これによれば、是正企業数1,062企業(前年度比549企業の減)、対象労働者数は6万5,395人(同1万3,322人の減)で、支払われた割増賃金の平均額は1企業当たり658万円、労働者1人当たり11 万円にのぼりました。
◆割増賃金合計額は前年度比28 億5,454 万円減
業種別の企業数で比較すると、製造業が215企業(20.2%)、商業が190企業(17.9%)、保健衛生業が125企業(11.8%)と上位を占めています。支払われた割増賃金合計額 は69億8,614万円で前年度比28 億5,454万円の減と大幅に減少していますが、コロナ禍における様々な影響は当然無視できないところですので、今後どのような傾向となるかは引き続き注視する必要があります。
◆改めて労働時間管理の確認を
厚生労働省は、あわせて「賃金不払残業の解消のための取組事例」として企業が実施した解消策について以下のように紹介しています。

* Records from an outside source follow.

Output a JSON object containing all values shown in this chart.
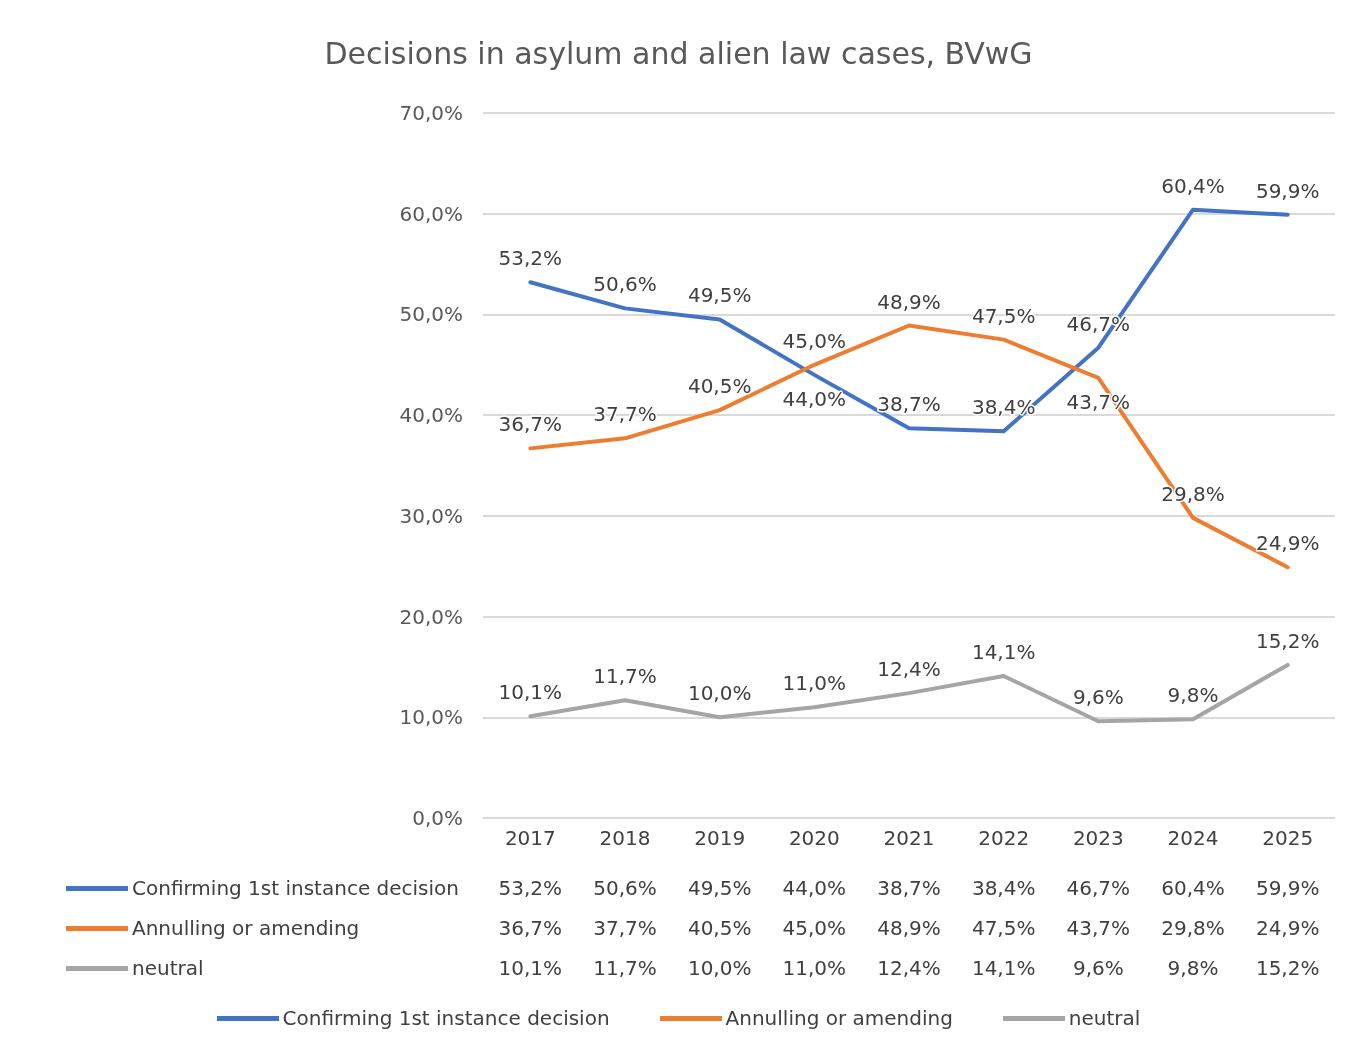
{
  "chart_data": {
    "type": "line",
    "title": "Decisions in asylum and alien law cases, BVwG",
    "categories": [
      "2017",
      "2018",
      "2019",
      "2020",
      "2021",
      "2022",
      "2023",
      "2024",
      "2025"
    ],
    "series": [
      {
        "name": "Confirming 1st instance decision",
        "color": "#4472c4",
        "values": [
          53.2,
          50.6,
          49.5,
          44.0,
          38.7,
          38.4,
          46.7,
          60.4,
          59.9
        ],
        "value_labels": [
          "53,2%",
          "50,6%",
          "49,5%",
          "44,0%",
          "38,7%",
          "38,4%",
          "46,7%",
          "60,4%",
          "59,9%"
        ]
      },
      {
        "name": "Annulling or amending",
        "color": "#ed7d31",
        "values": [
          36.7,
          37.7,
          40.5,
          45.0,
          48.9,
          47.5,
          43.7,
          29.8,
          24.9
        ],
        "value_labels": [
          "36,7%",
          "37,7%",
          "40,5%",
          "45,0%",
          "48,9%",
          "47,5%",
          "43,7%",
          "29,8%",
          "24,9%"
        ]
      },
      {
        "name": "neutral",
        "color": "#a5a5a5",
        "values": [
          10.1,
          11.7,
          10.0,
          11.0,
          12.4,
          14.1,
          9.6,
          9.8,
          15.2
        ],
        "value_labels": [
          "10,1%",
          "11,7%",
          "10,0%",
          "11,0%",
          "12,4%",
          "14,1%",
          "9,6%",
          "9,8%",
          "15,2%"
        ]
      }
    ],
    "ylim": [
      0,
      70
    ],
    "yticks": [
      {
        "value": 0,
        "label": "0,0%"
      },
      {
        "value": 10,
        "label": "10,0%"
      },
      {
        "value": 20,
        "label": "20,0%"
      },
      {
        "value": 30,
        "label": "30,0%"
      },
      {
        "value": 40,
        "label": "40,0%"
      },
      {
        "value": 50,
        "label": "50,0%"
      },
      {
        "value": 60,
        "label": "60,0%"
      },
      {
        "value": 70,
        "label": "70,0%"
      }
    ],
    "grid": "y",
    "legend": "bottom",
    "marker": "none",
    "line_style": "solid"
  }
}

① 代表取締役等からの賃金不払残業解消に関するメッセージ(労働時間の正しい記録、未払賃金の申告)の発信
② 管理職に対する研修会の実施
③ 定期的な実態調査等
厚生労働省では、引き続き賃金不払残業の解消に向け、監督指導を徹底していくとしています。企業においても改めて適切な労働時間管理方法や自社の現況については確認したいところです。
【厚生労働省「監督指導による賃金不払残業の是正結果(令和2年度)」】
くるみん認定・プラチナくるみん認定を受けた企業に助成金支給
◆くるみん認定制度とは
内閣府は、10月1日からくるみん認定・プラチナくるみん認定を受けた中小企業事業主に助成金を支給する「中小企業子ども・子育て支援環境整備助成事業」を開始しました。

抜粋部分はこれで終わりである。